Faculty of Biological Science and Technology, Department of Cell and Molecular Biology & Microbiology, University of Isfahan.
Department of Food Chemistry and Biocatalysis, Wrocław University of Environmental and Life Sciences.
J Oleo Sci. 2023;72(8):787-797. doi: 10.5650/jos.ess23027.
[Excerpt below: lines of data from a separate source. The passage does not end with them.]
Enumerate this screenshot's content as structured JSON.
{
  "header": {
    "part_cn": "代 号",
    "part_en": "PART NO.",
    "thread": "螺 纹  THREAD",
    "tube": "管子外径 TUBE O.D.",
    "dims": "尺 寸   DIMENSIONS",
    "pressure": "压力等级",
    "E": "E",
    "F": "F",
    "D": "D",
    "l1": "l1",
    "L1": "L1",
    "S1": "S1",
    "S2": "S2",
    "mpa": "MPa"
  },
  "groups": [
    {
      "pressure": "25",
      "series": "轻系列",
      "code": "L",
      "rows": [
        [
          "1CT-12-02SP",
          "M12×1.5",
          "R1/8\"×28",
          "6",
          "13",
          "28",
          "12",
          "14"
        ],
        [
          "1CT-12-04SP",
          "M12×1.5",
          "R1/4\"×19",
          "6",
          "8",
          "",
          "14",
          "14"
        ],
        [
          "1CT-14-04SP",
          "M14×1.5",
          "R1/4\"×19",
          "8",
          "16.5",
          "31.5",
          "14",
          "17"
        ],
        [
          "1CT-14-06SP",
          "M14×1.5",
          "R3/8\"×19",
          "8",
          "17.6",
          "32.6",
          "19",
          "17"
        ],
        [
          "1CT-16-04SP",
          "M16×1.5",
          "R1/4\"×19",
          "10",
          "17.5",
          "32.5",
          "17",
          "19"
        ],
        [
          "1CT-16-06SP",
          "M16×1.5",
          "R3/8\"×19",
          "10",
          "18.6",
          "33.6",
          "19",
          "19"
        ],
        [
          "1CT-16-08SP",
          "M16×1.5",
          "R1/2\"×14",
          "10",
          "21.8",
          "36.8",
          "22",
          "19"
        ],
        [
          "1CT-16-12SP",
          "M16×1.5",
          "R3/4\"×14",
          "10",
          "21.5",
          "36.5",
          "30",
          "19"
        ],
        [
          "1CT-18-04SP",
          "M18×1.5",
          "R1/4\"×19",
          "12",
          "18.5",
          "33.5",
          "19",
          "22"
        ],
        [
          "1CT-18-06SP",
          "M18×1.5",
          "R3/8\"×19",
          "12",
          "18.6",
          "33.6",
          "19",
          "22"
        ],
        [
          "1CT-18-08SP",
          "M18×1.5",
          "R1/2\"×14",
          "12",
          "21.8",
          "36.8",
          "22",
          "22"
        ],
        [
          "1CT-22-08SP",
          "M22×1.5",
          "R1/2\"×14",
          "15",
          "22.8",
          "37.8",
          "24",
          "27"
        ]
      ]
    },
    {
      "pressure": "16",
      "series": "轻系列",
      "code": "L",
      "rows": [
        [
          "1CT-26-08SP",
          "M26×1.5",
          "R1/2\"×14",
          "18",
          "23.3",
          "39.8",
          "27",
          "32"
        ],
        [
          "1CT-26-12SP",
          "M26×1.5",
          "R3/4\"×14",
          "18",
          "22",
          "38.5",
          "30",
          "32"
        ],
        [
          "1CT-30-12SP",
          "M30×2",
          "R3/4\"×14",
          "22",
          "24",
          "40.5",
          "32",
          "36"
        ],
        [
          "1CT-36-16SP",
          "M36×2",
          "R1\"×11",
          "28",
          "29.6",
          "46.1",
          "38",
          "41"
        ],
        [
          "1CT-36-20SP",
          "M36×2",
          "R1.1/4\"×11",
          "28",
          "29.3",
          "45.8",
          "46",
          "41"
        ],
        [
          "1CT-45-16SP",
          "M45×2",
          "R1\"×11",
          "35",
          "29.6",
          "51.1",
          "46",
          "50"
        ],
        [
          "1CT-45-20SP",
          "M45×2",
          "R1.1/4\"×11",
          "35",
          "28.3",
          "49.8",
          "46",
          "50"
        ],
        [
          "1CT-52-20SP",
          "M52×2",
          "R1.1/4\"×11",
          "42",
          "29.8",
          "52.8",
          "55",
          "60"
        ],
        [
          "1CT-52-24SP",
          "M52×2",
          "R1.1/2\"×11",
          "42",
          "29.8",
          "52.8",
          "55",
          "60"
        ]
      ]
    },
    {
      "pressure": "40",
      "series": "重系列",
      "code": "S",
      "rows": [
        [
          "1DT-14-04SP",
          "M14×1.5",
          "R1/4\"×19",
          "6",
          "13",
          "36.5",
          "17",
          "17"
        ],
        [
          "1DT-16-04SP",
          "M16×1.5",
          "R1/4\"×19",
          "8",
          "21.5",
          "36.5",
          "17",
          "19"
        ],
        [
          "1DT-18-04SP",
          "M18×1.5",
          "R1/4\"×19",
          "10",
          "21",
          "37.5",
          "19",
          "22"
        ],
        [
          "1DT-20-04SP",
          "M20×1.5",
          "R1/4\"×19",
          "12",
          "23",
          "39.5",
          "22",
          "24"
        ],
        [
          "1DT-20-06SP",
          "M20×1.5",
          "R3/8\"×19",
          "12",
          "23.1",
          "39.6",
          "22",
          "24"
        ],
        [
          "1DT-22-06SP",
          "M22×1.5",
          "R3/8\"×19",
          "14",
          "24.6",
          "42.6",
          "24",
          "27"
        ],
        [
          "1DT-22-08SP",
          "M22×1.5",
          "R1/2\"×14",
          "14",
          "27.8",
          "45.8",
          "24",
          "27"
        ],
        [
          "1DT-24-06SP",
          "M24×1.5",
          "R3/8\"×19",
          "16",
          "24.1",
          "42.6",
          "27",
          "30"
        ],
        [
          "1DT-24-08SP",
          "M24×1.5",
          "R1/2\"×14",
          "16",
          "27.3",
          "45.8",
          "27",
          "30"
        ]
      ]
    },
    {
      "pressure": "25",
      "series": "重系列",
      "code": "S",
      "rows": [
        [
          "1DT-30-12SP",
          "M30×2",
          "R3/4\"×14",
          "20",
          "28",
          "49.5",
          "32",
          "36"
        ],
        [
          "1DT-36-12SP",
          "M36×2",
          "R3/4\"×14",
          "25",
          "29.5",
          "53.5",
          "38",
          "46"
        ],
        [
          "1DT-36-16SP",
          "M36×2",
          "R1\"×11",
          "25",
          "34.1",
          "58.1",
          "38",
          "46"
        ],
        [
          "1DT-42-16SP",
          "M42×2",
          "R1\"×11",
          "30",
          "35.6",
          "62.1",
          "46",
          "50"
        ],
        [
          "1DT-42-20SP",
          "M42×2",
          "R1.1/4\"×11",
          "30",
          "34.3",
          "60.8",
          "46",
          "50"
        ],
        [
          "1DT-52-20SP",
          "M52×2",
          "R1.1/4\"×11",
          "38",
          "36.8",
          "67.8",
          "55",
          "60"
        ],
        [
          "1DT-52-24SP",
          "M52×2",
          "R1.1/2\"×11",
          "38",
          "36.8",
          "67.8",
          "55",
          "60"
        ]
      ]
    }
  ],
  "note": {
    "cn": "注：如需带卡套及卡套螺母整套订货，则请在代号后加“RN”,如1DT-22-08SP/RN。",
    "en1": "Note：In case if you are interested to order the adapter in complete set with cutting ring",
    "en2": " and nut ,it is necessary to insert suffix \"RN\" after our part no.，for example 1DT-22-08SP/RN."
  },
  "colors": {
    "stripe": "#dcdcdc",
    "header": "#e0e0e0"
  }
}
Inhibition of α-amylase, α-glucosidase, and advanced glycation end products (AGEs) is considered a prospective method for the prevention of type II diabetes. As two flavonoids obtained from fruits, swertisin (SW) and apigenin (AP) have similar structures and display various pharmacological properties. To examine the effects of flavonoid structure on inhibition of AGEs adducts and carbohydrate hydrolyzing enzymes activity, molecular docking and molecular dynamic simulations (MDs) were used. The molecular docking method was performed by the Autodock program, and the ligand that showed the most negative binding energy was selected for further investigation. SW showed the potential ability to inhibit the AGEs formation and carbohydrate hydrolyzing enzymes activity. The stability of the receptor/SW complex was evaluated by MDs. Based on the findings of the present study, it was found that SW has the potential to reduce glycation and delay the activity of α-amylase and α-glucosidase enzymes.
抑制α-淀粉酶、α-葡萄糖苷酶和晚期糖基化终产物(AGEs)被认为是预防 II 型糖尿病的一种有前景的方法。作为两种从水果中获得的类黄酮,甜菊醇(SW)和芹菜素(AP)具有相似的结构,并表现出多种药理特性。为了研究类黄酮结构对 AGEs 加合物和碳水化合物水解酶活性抑制的影响,采用了分子对接和分子动力学模拟(MDs)方法。分子对接方法通过 Autodock 程序进行,选择显示最负结合能的配体进行进一步研究。SW 显示出抑制 AGEs 形成和碳水化合物水解酶活性的潜力。通过 MDs 评估了受体/SW 复合物的稳定性。基于本研究的结果,发现 SW 具有降低糖化和延迟α-淀粉酶和α-葡萄糖苷酶活性的潜力。